Cowboys won't restrict Bryant's hoop dreams
SAN DIEGO — It is commonplace in the NFL for teams to restrict players from offseason activities that might put them at injury risk. Skiing. Skydiving. That sort of thing.
But Cowboys owner Jerry Jones bristled at such a suggestion during an interview Tuesday with Dallas radio station KRLD-FM (105.3).
The topic was Cowboys wide receiver Dez Bryant, whose passion for basketball matches his passion for football — which might have something to do with his patella tendonitis problem.
"He's a young player and should be able to do about anything that he wants to do," Jones said during the "New School" program. "I don't think it has anything to do with anything away from football.”

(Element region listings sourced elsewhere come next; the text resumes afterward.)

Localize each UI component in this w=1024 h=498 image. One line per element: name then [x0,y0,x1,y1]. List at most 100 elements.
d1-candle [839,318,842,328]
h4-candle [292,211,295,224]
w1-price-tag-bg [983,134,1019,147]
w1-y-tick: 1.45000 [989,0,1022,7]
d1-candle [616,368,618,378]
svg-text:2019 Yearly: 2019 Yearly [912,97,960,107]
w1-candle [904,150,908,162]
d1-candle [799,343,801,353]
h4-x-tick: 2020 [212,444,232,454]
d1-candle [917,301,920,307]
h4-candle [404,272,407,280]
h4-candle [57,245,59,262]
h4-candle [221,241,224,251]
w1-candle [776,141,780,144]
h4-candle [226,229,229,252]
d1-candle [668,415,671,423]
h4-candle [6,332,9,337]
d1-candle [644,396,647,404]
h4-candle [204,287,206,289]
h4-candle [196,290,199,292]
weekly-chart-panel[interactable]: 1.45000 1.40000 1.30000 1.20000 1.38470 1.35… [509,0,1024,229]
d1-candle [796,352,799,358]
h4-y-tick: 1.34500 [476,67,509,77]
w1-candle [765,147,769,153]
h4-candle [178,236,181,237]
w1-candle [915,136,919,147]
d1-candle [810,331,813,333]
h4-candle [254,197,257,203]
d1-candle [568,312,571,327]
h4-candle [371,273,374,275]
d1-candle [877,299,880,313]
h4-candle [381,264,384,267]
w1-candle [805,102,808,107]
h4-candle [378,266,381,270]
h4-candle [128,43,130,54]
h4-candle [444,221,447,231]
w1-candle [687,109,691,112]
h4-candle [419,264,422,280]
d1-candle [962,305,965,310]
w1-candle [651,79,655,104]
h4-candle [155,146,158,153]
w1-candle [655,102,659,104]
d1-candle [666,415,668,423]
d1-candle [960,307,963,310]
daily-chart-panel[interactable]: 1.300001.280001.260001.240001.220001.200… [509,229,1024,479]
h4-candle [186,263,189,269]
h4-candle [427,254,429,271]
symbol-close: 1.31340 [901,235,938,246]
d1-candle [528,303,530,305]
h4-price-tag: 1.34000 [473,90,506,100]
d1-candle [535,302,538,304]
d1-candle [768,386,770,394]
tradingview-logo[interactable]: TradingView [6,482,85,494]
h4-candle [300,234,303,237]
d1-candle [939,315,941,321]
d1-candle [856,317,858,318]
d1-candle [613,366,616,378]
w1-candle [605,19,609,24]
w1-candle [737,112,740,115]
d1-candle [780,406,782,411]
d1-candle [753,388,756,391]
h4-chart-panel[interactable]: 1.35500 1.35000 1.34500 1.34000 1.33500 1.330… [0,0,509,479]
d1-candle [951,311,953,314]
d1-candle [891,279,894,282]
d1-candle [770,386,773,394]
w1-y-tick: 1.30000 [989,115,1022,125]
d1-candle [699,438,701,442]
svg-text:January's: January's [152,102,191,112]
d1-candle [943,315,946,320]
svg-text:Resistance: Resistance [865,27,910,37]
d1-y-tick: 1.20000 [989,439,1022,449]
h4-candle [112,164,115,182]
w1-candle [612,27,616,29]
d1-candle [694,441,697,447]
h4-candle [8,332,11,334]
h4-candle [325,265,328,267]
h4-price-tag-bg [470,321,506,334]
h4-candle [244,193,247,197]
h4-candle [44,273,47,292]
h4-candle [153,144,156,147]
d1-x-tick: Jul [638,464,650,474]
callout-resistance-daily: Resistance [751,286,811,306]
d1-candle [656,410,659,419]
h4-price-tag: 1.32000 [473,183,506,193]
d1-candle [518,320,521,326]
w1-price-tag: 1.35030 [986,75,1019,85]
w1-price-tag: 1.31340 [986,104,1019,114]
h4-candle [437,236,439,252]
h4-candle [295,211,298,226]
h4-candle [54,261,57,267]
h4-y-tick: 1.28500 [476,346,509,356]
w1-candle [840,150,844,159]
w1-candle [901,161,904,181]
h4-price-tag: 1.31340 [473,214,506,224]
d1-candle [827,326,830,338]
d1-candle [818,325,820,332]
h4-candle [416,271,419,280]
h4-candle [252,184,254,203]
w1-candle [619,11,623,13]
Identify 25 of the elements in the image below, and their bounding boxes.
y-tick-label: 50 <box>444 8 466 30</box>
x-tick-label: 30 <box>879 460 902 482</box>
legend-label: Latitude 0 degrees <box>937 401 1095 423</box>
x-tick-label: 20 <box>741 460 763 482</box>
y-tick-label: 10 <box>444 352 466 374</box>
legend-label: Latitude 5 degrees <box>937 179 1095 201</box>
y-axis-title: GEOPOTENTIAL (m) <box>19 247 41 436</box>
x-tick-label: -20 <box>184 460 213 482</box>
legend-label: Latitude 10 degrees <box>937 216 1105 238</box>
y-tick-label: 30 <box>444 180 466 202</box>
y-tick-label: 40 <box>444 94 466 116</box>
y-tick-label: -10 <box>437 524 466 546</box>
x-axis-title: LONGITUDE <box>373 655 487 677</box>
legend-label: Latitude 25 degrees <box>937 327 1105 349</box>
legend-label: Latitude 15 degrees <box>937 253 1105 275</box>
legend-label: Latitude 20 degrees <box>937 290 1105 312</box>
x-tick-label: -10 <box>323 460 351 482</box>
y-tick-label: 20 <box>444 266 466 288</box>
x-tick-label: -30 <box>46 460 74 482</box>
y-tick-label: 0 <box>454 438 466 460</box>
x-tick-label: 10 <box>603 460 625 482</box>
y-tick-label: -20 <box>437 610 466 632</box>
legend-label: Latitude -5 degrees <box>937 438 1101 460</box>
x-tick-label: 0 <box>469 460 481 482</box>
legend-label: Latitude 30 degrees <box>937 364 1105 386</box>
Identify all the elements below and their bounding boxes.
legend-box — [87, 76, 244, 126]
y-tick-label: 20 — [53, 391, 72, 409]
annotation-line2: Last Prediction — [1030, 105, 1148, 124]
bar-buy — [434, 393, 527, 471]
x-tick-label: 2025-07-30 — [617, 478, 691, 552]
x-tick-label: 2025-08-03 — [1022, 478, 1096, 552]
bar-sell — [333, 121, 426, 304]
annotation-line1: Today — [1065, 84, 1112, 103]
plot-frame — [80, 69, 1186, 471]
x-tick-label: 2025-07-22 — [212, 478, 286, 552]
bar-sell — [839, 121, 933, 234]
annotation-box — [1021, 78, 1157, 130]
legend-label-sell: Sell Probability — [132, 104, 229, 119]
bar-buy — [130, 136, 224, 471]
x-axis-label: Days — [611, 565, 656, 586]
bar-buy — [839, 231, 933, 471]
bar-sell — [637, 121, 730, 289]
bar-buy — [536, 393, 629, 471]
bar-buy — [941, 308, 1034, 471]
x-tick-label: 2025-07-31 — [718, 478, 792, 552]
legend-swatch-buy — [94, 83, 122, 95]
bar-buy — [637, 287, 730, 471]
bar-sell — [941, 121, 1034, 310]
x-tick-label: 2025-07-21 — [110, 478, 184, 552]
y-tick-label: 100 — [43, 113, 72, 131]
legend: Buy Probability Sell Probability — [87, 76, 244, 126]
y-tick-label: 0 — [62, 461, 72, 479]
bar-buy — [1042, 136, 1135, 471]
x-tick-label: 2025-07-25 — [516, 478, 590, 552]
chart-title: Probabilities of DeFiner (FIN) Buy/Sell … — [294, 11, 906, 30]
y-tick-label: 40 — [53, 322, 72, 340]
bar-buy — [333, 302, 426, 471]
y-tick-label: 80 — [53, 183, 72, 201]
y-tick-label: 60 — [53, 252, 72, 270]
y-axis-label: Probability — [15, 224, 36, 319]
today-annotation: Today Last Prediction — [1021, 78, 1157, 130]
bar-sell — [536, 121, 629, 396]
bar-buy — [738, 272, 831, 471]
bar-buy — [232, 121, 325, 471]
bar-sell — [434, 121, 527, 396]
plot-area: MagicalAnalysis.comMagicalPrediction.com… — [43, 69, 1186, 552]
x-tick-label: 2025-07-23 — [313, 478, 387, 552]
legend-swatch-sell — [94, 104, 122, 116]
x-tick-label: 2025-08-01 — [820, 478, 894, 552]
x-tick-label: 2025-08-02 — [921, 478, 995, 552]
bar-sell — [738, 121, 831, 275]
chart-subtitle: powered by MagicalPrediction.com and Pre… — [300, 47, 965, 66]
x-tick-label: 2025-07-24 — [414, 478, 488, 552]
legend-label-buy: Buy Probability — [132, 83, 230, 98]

Bryant, a budding star entering his third season in the NFL, limped away from practice Monday in San Diego with a leg injury. The Cowboys immediately performed a magnetic resonance imaging exam on his right knee and the diagnosis came back as patella tendonitis — known in basketball as "jumper's knee."
Bryant and the Cowboys got off easy; Bryant needs to simply rest his knee. And while he isn't expected to play against the St. Louis Rams in the Cowboys' preseason game Saturday at Cowboys Stadium, he should be ready for the season opener Sept. 5 at the New York Giants.
"No, no, I'm all right!" Bryant told FOXSportsSouthwest. com as he entered the MRI room, and Jones said Bryant's prediction is correct.
"It sounds like he's going to be fine,” Jones said. "We'll see how it works. I would think he's probably going to be limited this weekend. We were quite relieved that he didn't have any structural damage there, and that's a good thing.”
It might also be a good thing to ask Dez — despite his youthful exuberance — to curtail the extracurricular activities. Last week, when the Cowboys left their Oxnard, Calif., training facility for a break on the beach, Bryant spent the entire time throwing around a football.
His passion for sports is a strength, and Cowboys coach Jason Garrett says he's "maturing" into being "the best football player he can be."
Part of that maturation means Dez doing everything possible to maintain his health. And, despite Jones' generous comments, it might mean less offseason basketball, too.